From what I am told, the first year of their marriage was a relatively happy one. In Cambridge they lived in some little hovel, some squalid nest, from which they would emerge once or twice a day to take a brisk walk around the green. A stranger observing them would have thought them, if not an attractive couple, then an interesting one—both so tall, and able to take such great strides. And they could talk to each other. In marriage this is no small thing. Julia and I could not talk to each other—and in retrospect I see what an impoverishment that was. Whereas Iris, despite her lack of education, had the sort of mind that Edward appreciated. Few people outside the rarefied circles of Cambridge could make sense of his papers—but she could. Nor did she begrudge him the effort they cost him. For when he was working, he was prone to a certain fanaticism, particularly regarding early drafts and pages with which he was dissatisfied. First he would tear the pages into shreds. Then he would burn the shreddings in the fireplace. Then he would bury the ashes in the back garden. All this Iris observed with a kind of erotic ravishment. What she could not bear were his disappearances.
These were sometimes figurative (he would hardly speak to her for a whole day) and sometimes literal (he would go for a walk—and not return until the next afternoon). They were sometimes accompanied by explanations (a sudden urge to see the Elgin Marbles) and sometimes not. And how Iris suffered during those long hours of his absence! It was, she said, as if the earth were trembling up under her feet, as if she might at any minute be sucked down into the abyss … Until he returned and the world regained its solidity. All this would have been tolerable had he given her some warning. But he never did. For Edward, his broad shoulders notwithstanding, was mercurial. You could reach for him, and sometimes you would grab hold of him. But sometimes all you would grab hold of was a reflection of a reflection in a revolving door.

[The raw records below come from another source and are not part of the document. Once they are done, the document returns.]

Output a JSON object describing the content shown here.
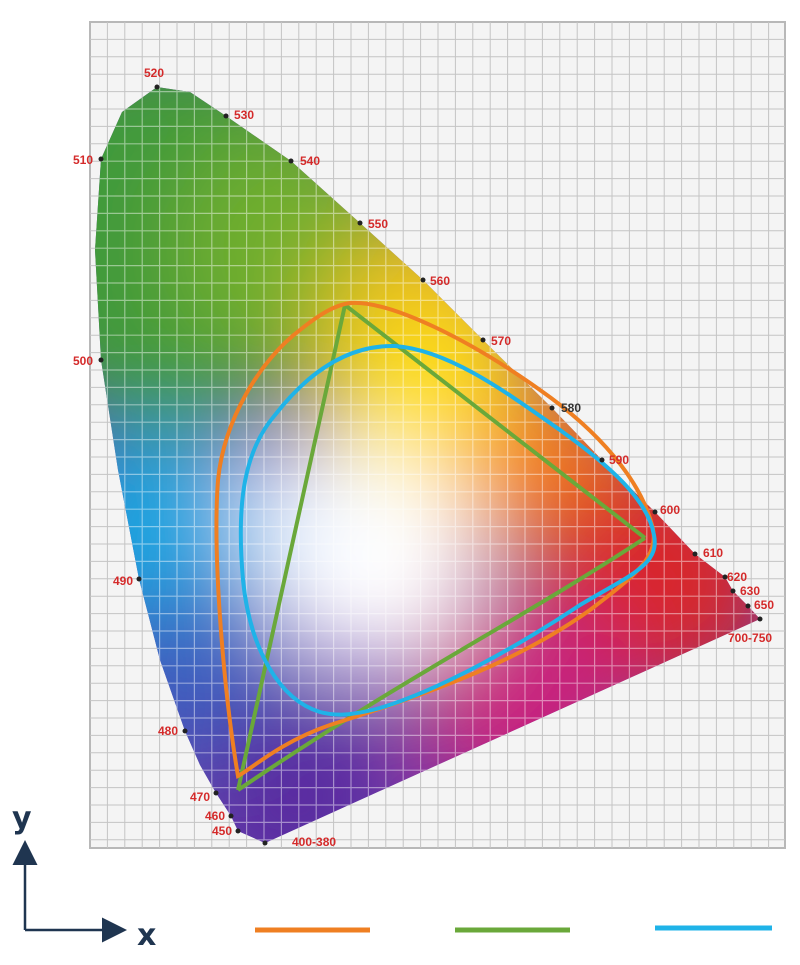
{
  "axes": {
    "x": "x",
    "y": "y"
  },
  "wavelength_labels": [
    "400-380",
    "450",
    "460",
    "470",
    "480",
    "490",
    "500",
    "510",
    "520",
    "530",
    "540",
    "550",
    "560",
    "570",
    "580",
    "590",
    "600",
    "610",
    "620",
    "630",
    "650",
    "700-750"
  ]
}
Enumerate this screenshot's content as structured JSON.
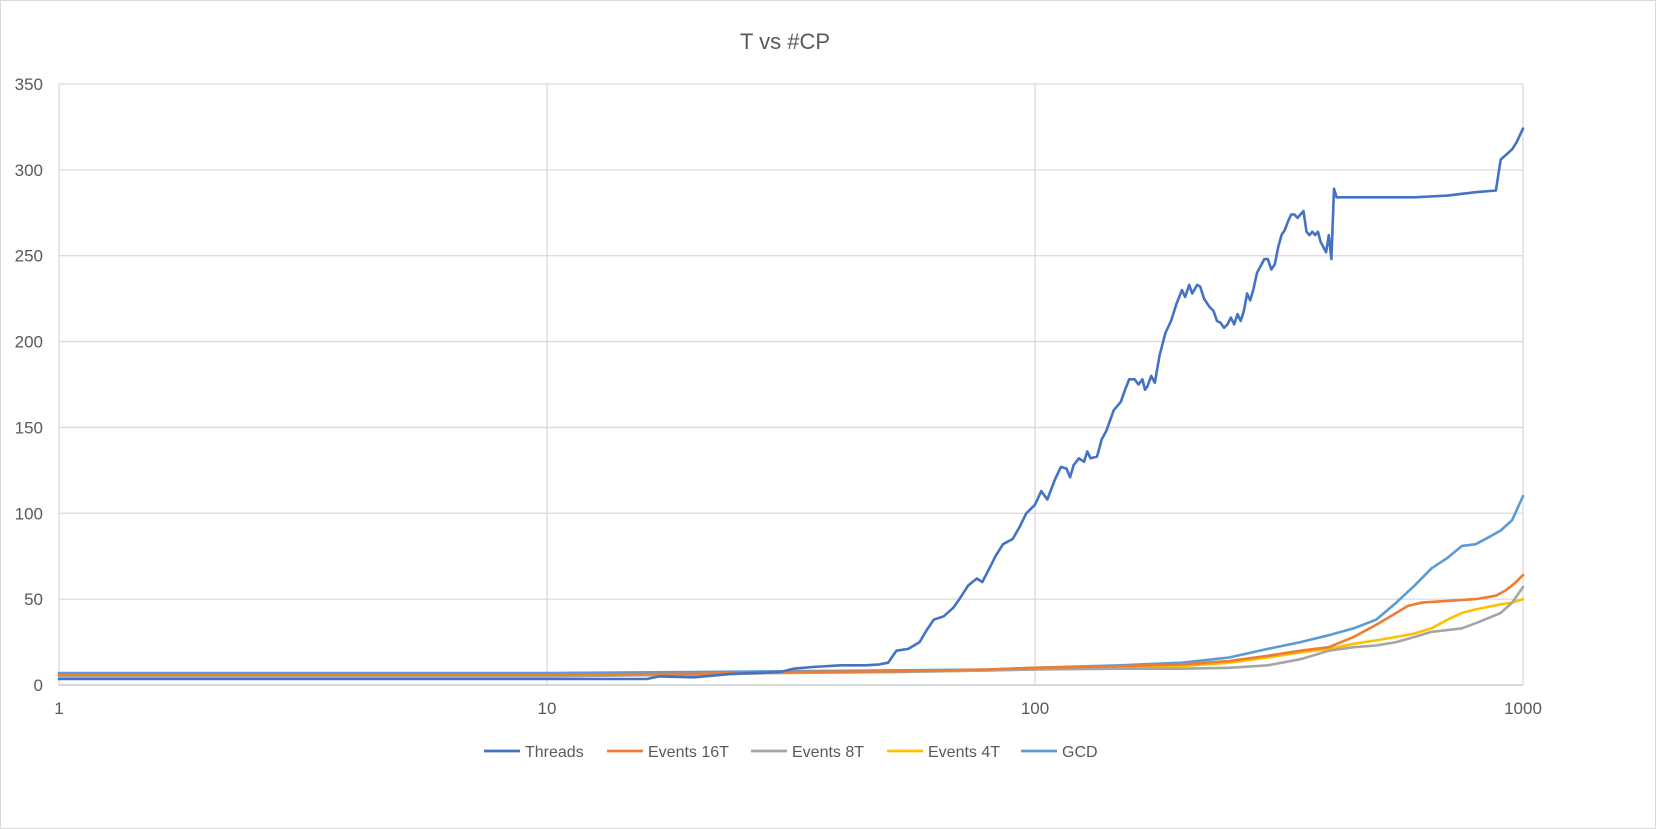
{
  "chart_data": {
    "type": "line",
    "title": "T vs #CP",
    "xlabel": "",
    "ylabel": "",
    "x_scale": "log",
    "xlim": [
      1,
      1000
    ],
    "ylim": [
      0,
      350
    ],
    "x_ticks": [
      1,
      10,
      100,
      1000
    ],
    "x_tick_labels": [
      "1",
      "10",
      "100",
      "1000"
    ],
    "y_ticks": [
      0,
      50,
      100,
      150,
      200,
      250,
      300,
      350
    ],
    "y_tick_labels": [
      "0",
      "50",
      "100",
      "150",
      "200",
      "250",
      "300",
      "350"
    ],
    "grid": true,
    "legend_position": "bottom",
    "series": [
      {
        "name": "Threads",
        "color": "#4472C4",
        "points": [
          [
            1,
            3.5
          ],
          [
            5,
            3.5
          ],
          [
            10,
            3.5
          ],
          [
            16,
            3.5
          ],
          [
            17,
            5
          ],
          [
            20,
            4.5
          ],
          [
            24,
            6.5
          ],
          [
            30,
            7.5
          ],
          [
            32,
            9.5
          ],
          [
            35,
            10.5
          ],
          [
            40,
            11.5
          ],
          [
            45,
            11.5
          ],
          [
            48,
            12
          ],
          [
            50,
            13
          ],
          [
            52,
            20
          ],
          [
            55,
            21
          ],
          [
            58,
            25
          ],
          [
            60,
            32
          ],
          [
            62,
            38
          ],
          [
            65,
            40
          ],
          [
            68,
            45
          ],
          [
            70,
            50
          ],
          [
            73,
            58
          ],
          [
            76,
            62
          ],
          [
            78,
            60
          ],
          [
            80,
            66
          ],
          [
            83,
            75
          ],
          [
            86,
            82
          ],
          [
            90,
            85
          ],
          [
            93,
            92
          ],
          [
            96,
            100
          ],
          [
            100,
            105
          ],
          [
            103,
            113
          ],
          [
            106,
            108
          ],
          [
            110,
            120
          ],
          [
            113,
            127
          ],
          [
            116,
            126
          ],
          [
            118,
            121
          ],
          [
            120,
            128
          ],
          [
            123,
            132
          ],
          [
            126,
            130
          ],
          [
            128,
            136
          ],
          [
            130,
            132
          ],
          [
            134,
            133
          ],
          [
            137,
            143
          ],
          [
            140,
            148
          ],
          [
            145,
            160
          ],
          [
            150,
            165
          ],
          [
            153,
            172
          ],
          [
            156,
            178
          ],
          [
            160,
            178
          ],
          [
            163,
            175
          ],
          [
            166,
            178
          ],
          [
            168,
            172
          ],
          [
            170,
            174
          ],
          [
            173,
            180
          ],
          [
            176,
            176
          ],
          [
            180,
            192
          ],
          [
            185,
            205
          ],
          [
            190,
            212
          ],
          [
            195,
            222
          ],
          [
            200,
            230
          ],
          [
            203,
            226
          ],
          [
            207,
            233
          ],
          [
            210,
            228
          ],
          [
            215,
            233
          ],
          [
            218,
            232
          ],
          [
            222,
            225
          ],
          [
            228,
            220
          ],
          [
            232,
            218
          ],
          [
            236,
            212
          ],
          [
            240,
            211
          ],
          [
            244,
            208
          ],
          [
            248,
            210
          ],
          [
            252,
            214
          ],
          [
            256,
            210
          ],
          [
            260,
            216
          ],
          [
            264,
            212
          ],
          [
            268,
            218
          ],
          [
            272,
            228
          ],
          [
            276,
            224
          ],
          [
            280,
            230
          ],
          [
            285,
            240
          ],
          [
            290,
            244
          ],
          [
            295,
            248
          ],
          [
            300,
            248
          ],
          [
            305,
            242
          ],
          [
            310,
            245
          ],
          [
            315,
            255
          ],
          [
            320,
            262
          ],
          [
            325,
            265
          ],
          [
            330,
            270
          ],
          [
            335,
            274
          ],
          [
            340,
            274
          ],
          [
            345,
            272
          ],
          [
            350,
            274
          ],
          [
            355,
            276
          ],
          [
            360,
            264
          ],
          [
            365,
            262
          ],
          [
            370,
            264
          ],
          [
            375,
            262
          ],
          [
            380,
            264
          ],
          [
            385,
            258
          ],
          [
            390,
            255
          ],
          [
            395,
            252
          ],
          [
            400,
            262
          ],
          [
            405,
            248
          ],
          [
            410,
            289
          ],
          [
            415,
            284
          ],
          [
            450,
            284
          ],
          [
            500,
            284
          ],
          [
            600,
            284
          ],
          [
            700,
            285
          ],
          [
            800,
            287
          ],
          [
            880,
            288
          ],
          [
            900,
            306
          ],
          [
            950,
            312
          ],
          [
            970,
            316
          ],
          [
            1000,
            324
          ]
        ]
      },
      {
        "name": "Events 16T",
        "color": "#ED7D31",
        "points": [
          [
            1,
            6
          ],
          [
            10,
            6
          ],
          [
            20,
            6.5
          ],
          [
            30,
            7.5
          ],
          [
            50,
            8
          ],
          [
            80,
            9
          ],
          [
            100,
            10
          ],
          [
            150,
            11
          ],
          [
            200,
            12
          ],
          [
            250,
            14
          ],
          [
            300,
            17
          ],
          [
            350,
            20
          ],
          [
            400,
            22
          ],
          [
            450,
            28
          ],
          [
            500,
            35
          ],
          [
            550,
            42
          ],
          [
            580,
            46
          ],
          [
            620,
            48
          ],
          [
            700,
            49
          ],
          [
            800,
            50
          ],
          [
            880,
            52
          ],
          [
            920,
            55
          ],
          [
            960,
            59
          ],
          [
            1000,
            64
          ]
        ]
      },
      {
        "name": "Events 8T",
        "color": "#A5A5A5",
        "points": [
          [
            1,
            5
          ],
          [
            10,
            5
          ],
          [
            20,
            6
          ],
          [
            30,
            7
          ],
          [
            50,
            7.5
          ],
          [
            80,
            8.5
          ],
          [
            100,
            9
          ],
          [
            150,
            9.5
          ],
          [
            200,
            9.5
          ],
          [
            250,
            10
          ],
          [
            300,
            11.5
          ],
          [
            350,
            15
          ],
          [
            400,
            20
          ],
          [
            450,
            22
          ],
          [
            500,
            23
          ],
          [
            550,
            25
          ],
          [
            600,
            28
          ],
          [
            650,
            31
          ],
          [
            700,
            32
          ],
          [
            750,
            33
          ],
          [
            800,
            36
          ],
          [
            850,
            39
          ],
          [
            900,
            42
          ],
          [
            950,
            48
          ],
          [
            1000,
            57
          ]
        ]
      },
      {
        "name": "Events 4T",
        "color": "#FFC000",
        "points": [
          [
            1,
            5.5
          ],
          [
            10,
            5.5
          ],
          [
            20,
            6
          ],
          [
            30,
            7
          ],
          [
            50,
            7.5
          ],
          [
            80,
            8.5
          ],
          [
            100,
            9
          ],
          [
            150,
            10
          ],
          [
            200,
            11
          ],
          [
            250,
            13
          ],
          [
            300,
            16
          ],
          [
            350,
            19
          ],
          [
            400,
            21
          ],
          [
            450,
            24
          ],
          [
            500,
            26
          ],
          [
            550,
            28
          ],
          [
            600,
            30
          ],
          [
            650,
            33
          ],
          [
            700,
            38
          ],
          [
            750,
            42
          ],
          [
            800,
            44
          ],
          [
            900,
            47
          ],
          [
            950,
            48
          ],
          [
            1000,
            50
          ]
        ]
      },
      {
        "name": "GCD",
        "color": "#5B9BD5",
        "points": [
          [
            1,
            7
          ],
          [
            10,
            7
          ],
          [
            20,
            7.5
          ],
          [
            30,
            8
          ],
          [
            50,
            8.5
          ],
          [
            80,
            9
          ],
          [
            100,
            10
          ],
          [
            150,
            11.5
          ],
          [
            200,
            13
          ],
          [
            250,
            16
          ],
          [
            300,
            21
          ],
          [
            350,
            25
          ],
          [
            400,
            29
          ],
          [
            450,
            33
          ],
          [
            500,
            38
          ],
          [
            550,
            48
          ],
          [
            600,
            58
          ],
          [
            650,
            68
          ],
          [
            700,
            74
          ],
          [
            750,
            81
          ],
          [
            800,
            82
          ],
          [
            850,
            86
          ],
          [
            900,
            90
          ],
          [
            950,
            96
          ],
          [
            1000,
            110
          ]
        ]
      }
    ]
  }
}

Well, perhaps now you will understand why he lasted in Cambridge such a short time. For even in that haven of erratic temperaments, there were rules you had to follow. Granted, from an American perspective, they were strange rules, mostly having to do with dinners and teas at which it was obligatory to make an appearance. Especially if you were a junior fellow, your absence at these occasions was regarded with disfavor—not because the other fellows cared especially for your company, but because in not showing up you were flouting tradition. If you were a foreigner, it was worse. The infraction was then regarded as implying a national slight.

Anyway, Edward missed several of these teas and dinners—and in due course the master of his college sent him a note of chastisement. It was in the nature of a slap on the wrist. But Edward took it in deadly earnest and resigned.

The trouble, in my opinion, was that he had never had a real job—and so he had never been fired from a real job. Being fired is a signal experience for any man, one that he should have sooner
rather than later if he is to get on in the world. For until he does, he will suffer under the delusion that employers are as forgiving as mothers. Well, all his life Edward had been told he was a genius, and cosseted accordingly; and so he failed to see that where the ego of a Great Institution is concerned, the whims of one little scholar are nugatory. And sometimes examples must be made.